An der Tür wurde geklopft - ein unerwarteter Ruck holte mich aus meiner stillen, kontemplativen Depression. Eine Sekunde lang dachte ich, es wäre Alex, der zurückkam, um meine Vergebung zu erflehen. Fast augenblicklich fiel ich in die Realität zurück. Sehr wahrscheinlich war es meine Nachbarin in Brooklyn und Ersatzmutter Santina Epstein. Sie ist Kosmetikerin und findet, alle meine Probleme würden sich von alleine lösen, wenn ich mich endlich zu einer Make-up-Beratung aufraffen würde. Seit Wochen ging ich ihr aus dem Weg und hatte auch heute keine Lust auf sie. Das Gehämmere hörte nicht auf. Ich stand langsam auf und öffnete die Tür.
Der Mann musterte mich zweimal von oben bis unten. Diese Art Höflichkeit zahlte ich mit gleicher Münze zurück. Er war riesig - 140 Kilo, 1,95m mindestens, mit einer Aufmachung, die noch beeindruckender war als sein Umfang. Er hatte sich von seinen Motorradstiefeln aufwärts vollständig in schwarzes Leder eingedeckt - die Hosen offenbar eine Maßanfertigung von Omar dem Zeltmacher. Sein dunkles Haar war feucht und labberig wie schwarze Spaghetti in einem Sieb, und sein Kopf war entschieden zu klein für seine massige Gestalt. Seine Augen waren einfach winzig, nasse Schlitze in seinem Gesicht. Als er seine Handschuhe abzog, bemerkte ich die schwarzen Halbmonde unter seinen Fingernägeln - entweder ein Indiz für einen Mechaniker oder für eine katastrophale Hygiene. Das einzige, was an ihm ordentlich war, war sein Bart - er war gestutzt und gekämmt und einen Tick heller als seine Haare. Er roch nach Schmiere, nach Straße und nach gegerbtem Leder.

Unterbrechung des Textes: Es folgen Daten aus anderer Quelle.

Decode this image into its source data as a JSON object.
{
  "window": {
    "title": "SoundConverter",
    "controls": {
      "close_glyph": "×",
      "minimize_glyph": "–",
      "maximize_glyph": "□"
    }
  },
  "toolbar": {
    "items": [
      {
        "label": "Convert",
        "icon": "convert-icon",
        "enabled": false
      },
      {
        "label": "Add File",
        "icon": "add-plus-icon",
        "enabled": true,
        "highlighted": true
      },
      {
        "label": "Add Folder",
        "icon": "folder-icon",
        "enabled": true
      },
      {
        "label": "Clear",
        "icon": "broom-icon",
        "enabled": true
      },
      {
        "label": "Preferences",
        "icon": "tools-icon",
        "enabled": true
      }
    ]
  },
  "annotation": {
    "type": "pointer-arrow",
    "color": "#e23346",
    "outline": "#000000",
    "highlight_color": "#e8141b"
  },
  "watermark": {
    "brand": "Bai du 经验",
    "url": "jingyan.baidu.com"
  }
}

»Das wird schon reichen«, sagte er barsch und langte in seine Hosentasche. Ein henkelmanngroßes Bündel wurde herausgezerrt, von dem er zehn Scheine abpellte und mir in die Hand drückte.
Während ich zählte, fragte ich: »Glaubst du wirklich, das bin ich wert?« Es waren 1000 Dollar.

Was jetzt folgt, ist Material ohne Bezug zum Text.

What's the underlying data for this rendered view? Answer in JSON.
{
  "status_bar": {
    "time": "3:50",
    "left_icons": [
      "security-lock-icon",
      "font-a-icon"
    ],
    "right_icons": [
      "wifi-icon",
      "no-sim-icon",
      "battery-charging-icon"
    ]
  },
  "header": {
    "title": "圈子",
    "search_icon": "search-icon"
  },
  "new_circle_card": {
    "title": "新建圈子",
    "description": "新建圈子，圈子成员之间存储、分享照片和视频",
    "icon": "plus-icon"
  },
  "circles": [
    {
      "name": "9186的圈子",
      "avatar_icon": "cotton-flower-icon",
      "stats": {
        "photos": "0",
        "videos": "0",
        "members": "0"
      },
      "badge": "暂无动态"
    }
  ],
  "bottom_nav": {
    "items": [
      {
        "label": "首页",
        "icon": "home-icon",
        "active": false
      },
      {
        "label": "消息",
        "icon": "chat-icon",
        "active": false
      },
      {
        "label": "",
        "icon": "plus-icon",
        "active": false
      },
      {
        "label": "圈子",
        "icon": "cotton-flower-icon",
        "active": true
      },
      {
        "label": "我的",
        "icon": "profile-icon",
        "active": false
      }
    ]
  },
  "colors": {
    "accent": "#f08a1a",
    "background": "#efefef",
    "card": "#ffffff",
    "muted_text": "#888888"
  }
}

»Der Boß will mit dir reden. Auf geht s. Meine Maschine steht unten.« Darauf würde doch sicherlich kein Platz für mich sein, es sei denn, ich sollte im Damensitz auf der Lenkstange sitzen - nicht gerade mein Stil. Ich faltete die Scheine zusammen und drückte sie ihm in die Hand. Ich ging zurück zu meinem Schreibtisch und setzte mich. Mein Stuhl ist ein bißchen niedrig. Mein Schreibtisch wackelt auf einem Bein.
»Ich höre kostenlos zu«, sagte ich und winkte ihm, sich mir gegenüber in den Sessel zu setzen, der immer für Kunden reserviert ist. Er paßte kaum hinein. Ich entschuldigte mich nicht für die Unordnung. Er sagte kein Wort. »Heute ist mein Geburtstag«, sagte ich. »Rauchen wir eine Zigarette zusammen.«
Ich hatte tatsächlich Geburtstag. Eine nette Karte und einen nicht so netten Scheck hatte ich von meinen Eltern aus Florida bekommen. Ansonsten pleite. Der Tag war noch jung, und es sah aus, als würden sich die Dinge wenden. Immerhin war ich schon mal nicht mehr alleine. Ich kippte ein paar Zigaretten auf meinen Schreibtisch, und wir nahmen uns beide eine. Die Flamme aus dem Lauf meines Pistolenfeuerzeugs (eine Miniatur-38er-Chiefs-Special) stieg zu hoch auf und drohte seine Augenbrauen anzusengen. Er kippte den Kopf auf die Seite, nahm sich Feuer und beäugte mich durch den Rauch hindurch. Sein erster Zug erledigte die Kippe fast ganz. Ich lächelte und zündete meine eigene an. Ich hatte keine Angst vor ihm, auch wenn er mit seinem Gewicht die ganze Nachbarschaft ausstach.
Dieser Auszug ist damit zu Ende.